RB Leipzig - Bayer Leverkusen

Die dritte Kraft im deutschen Fußball

RB Leipzig untermauert in Leverkusen die berechtigten Champions-League-Ambitionen.

Matheus Cunha setzte das Sahnehäubchen auf eine Traumwoche für RB Leipzig. Mit dem Zinedine-Zidane-Trick, dem Durchrollen des Balls unter der Sohle und einer Pirouette ließ der 19 Jahre alte Brasilianer Gegenspieler Wendell ins Leere laufen und vollendete per Lupfer zum 4:2 (1:2)-Endstand für die Sachsen bei Bayer Leverkusen, womit der Red-Bull-Klub endgültig für die Champions League planen kann.

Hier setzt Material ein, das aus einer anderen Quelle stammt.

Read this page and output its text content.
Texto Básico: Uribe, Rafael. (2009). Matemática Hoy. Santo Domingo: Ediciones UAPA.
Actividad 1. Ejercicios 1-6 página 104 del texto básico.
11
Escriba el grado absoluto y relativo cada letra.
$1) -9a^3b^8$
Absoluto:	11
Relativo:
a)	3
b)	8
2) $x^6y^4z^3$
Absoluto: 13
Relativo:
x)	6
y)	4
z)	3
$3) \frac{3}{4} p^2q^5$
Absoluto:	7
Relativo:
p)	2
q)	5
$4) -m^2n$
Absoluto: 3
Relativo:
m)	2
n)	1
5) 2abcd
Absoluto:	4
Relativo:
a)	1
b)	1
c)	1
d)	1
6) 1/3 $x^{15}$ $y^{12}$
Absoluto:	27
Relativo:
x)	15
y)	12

„Natürlich waren das Big Points“, sagte Trainer Ralf Rangnick, „das gibt nochmal einen Schub, denn zum ersten Mal haben wir einen zweimaligen Rückstand noch gedreht.“ 9:2 in zwei Bundesligaspielen – vor Wochenfrist das 5:0 gegen Hertha BSC – und der Einzug ins DFB-Pokalhalbfinale beim FC Augsburg (2:1 n.V.). Die Roten Bullen sind ohne Frage die dritte Kraft in der Bundesliga nach dem Spitzenduo aus München und Dortmund. „Wir haben schon jetzt mehr Punkte als am Ende der vergangenen Saison“, kommentierte Geschäftsführer Oliver Mintzlaff, „und die Saison ist noch nicht zu Ende.“

Die seit zehn Spielen ungeschlagenen Kicker aus dem Osten wollen nach dem sechsten Auswärtssieg in Folge ihre Hausse fortsetzen. „Gerade für die junge Mannschaft“ sei der Erfolg unter dem Bayer-Kreuz ein wertvoller Erfahrungswert. Schließlich lief es in den ersten 45 Minuten deutlich gegen RB, Bayer dominierte und hätte höher führen können. Rangnick: „Wir waren noch gut bedient.“ Aber der Coach nahm zwei personelle Änderungen vor, stellte auf ein 3-5-2 um, und plötzlich spielte Leipzig groß auf.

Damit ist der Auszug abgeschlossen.